Showing posts with label behavior. Show all posts
Showing posts with label behavior. Show all posts

Tuesday, November 20, 2012

What if you were treated like this at your workplace?


I have so many objections to this kind of classroom management that I have a hard time figuring out where to start but here goes:
  • Children succeed if they can. When a situation demands a child's lagging skills, we get unsolved problems. Because I know that misbehaviour is a symptom of much more complex and interesting problems, I see these unsolved problems as teachable moments. This behaviour chart reduces children to punitive measures where the misbehaviour is seen as nothing more than an inconvenience to the teacher that needs to be snuffed out. This chart belongs in a prison not a classroom.
  • Even if this was a good way of managing a classroom, and it's not, the public nature of this chart is extremely inappropriate. Making this kind of information for all to see is nothing more than a way of publicly naming and shaming children. I know very few adults who would put up with this kind of treatment at their workplace, so then why would we ever subject children to this? It's also unprofessional and malpractice. A doctor would never post their patients' health records publicly, and an accountant would not post their clients' tax records publicly. A lawyer would not post their clients' billing information publicly, nor would a teacher post their students' Individual Program Plans for all to see. So why would a teacher ever think that it would be appropriate to post this behaviour chart publicly?
  • People who ask, "do you want me to treat you like a child?" and post behaviour charts in their classrooms, tell us more about their dark view of children than they tell us about the kinds of kids they work with.
  • Recess is the long lost fourth R (reading, riting, rithmetic and recess) and is a critical part of every child's healthy development. The only reason adults use it as a carrot or a stick is because most kids like recess. Using learning as a reward or a punishment is manipulative and ultimately malpractice.
  • This chart can only ever be experienced as a reward or a punishment. Like Alfie Kohn says, rewards and punishments are not opposites -- rather they are two sides of the same coin, and they don't buy us very much other than short-term compliance. This chart is by definition a way to do things to kids when we should be working with them.
  • School already places a premium on blind obedience and mindless compliance, and placing a behaviour chart that implicitly and explicitly makes following the rules the primary goal of school prepares children to be ruled by others. When we allow operant conditioning to infect the classroom, we see children less as active, free thinkers and more as passive, conditional objects. Under these conditions, Attention Deficit Hyperactive Disorder (ADHD) is less likely to be a problem than Compliant Acquiescent Disorder (CAD). It's important to remember that mindless compliance is responsible for far more of the atrocities against human kind than needless disobedience.
  • We need to seriously rethink the archaic strategy that says that when children do something bad, something bad must be done to them. After all, when we punish children we teach them a very important lesson: You can get your way with people who are weaker than you are by hurting them.
For more on why behaviour charts should be thrown out, take a look at this post by a kindergarten teacher who explains why behaviour charts are simply not worth it.

Monday, October 1, 2012

Are children in control of their misbehavior?

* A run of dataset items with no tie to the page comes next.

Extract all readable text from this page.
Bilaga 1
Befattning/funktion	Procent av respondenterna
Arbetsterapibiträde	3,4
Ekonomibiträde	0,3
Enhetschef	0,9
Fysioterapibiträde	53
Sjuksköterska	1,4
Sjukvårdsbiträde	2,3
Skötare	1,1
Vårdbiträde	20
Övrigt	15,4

When faced with working with children who are the hardest to like and educate, some adults like to pronounce that:
Children are in control of their behaviour. They choose to either behave or misbehave.
I've often heard this as a kind of Aha! moment -- as if this statement told us something we did not already know about a child who has difficulty navigating their day.

While it's true that some children in extreme cases may not be able to control their behaviour, this is far from the default. For the most part, every child is in control of their behaviour. But focusing on the idea that children are in control of their behaviours and are choosing to behave or misbehave can lead to a predictable and unfortunate mindset:
If we focus on the idea that children are choosing to misbehave and be unsuccessful, we might be tempted to frame this as a motivation problem which we believe can be solved with rewards and punishments. If we apply the right kind and amount of carrots and sticks,  we can make kids make better decisions.
It's at this point that I use some of Dr. Ross Greene's work to help me reframe this mindset. Like Ross Greene, I believe that children will be successful if they can -- this differs greatly from the mindset above which tends to believe children will be successful when they want to. The point here is that children don't go bad -- they get lost, and it's our job to help them find themselves.

My experience working in both a mainstream middle school, a lower socio-economic K-8 and a children's inpatient psychiatric assessment unit tells me that misbehavior is not the problem -- it is a symptom of a much larger problem that tends to get ignored because we are busy snuffing out the misbehavior. 

Like Ross Greene, I frame a child's difficulties not necessarily as a choice that needs to be convinced otherwise -- instead, I see a child's difficulties as proof that the child is lagging skills, and it's our job to help teach them those skills.

Are children in control of their misbehavior? 

Who cares. 

We are far better of spending our limited time, effort and resources using misbehavior as a symptom that helps us identify the lagging skills that are creating unsolved problems for the child and the adults in their life.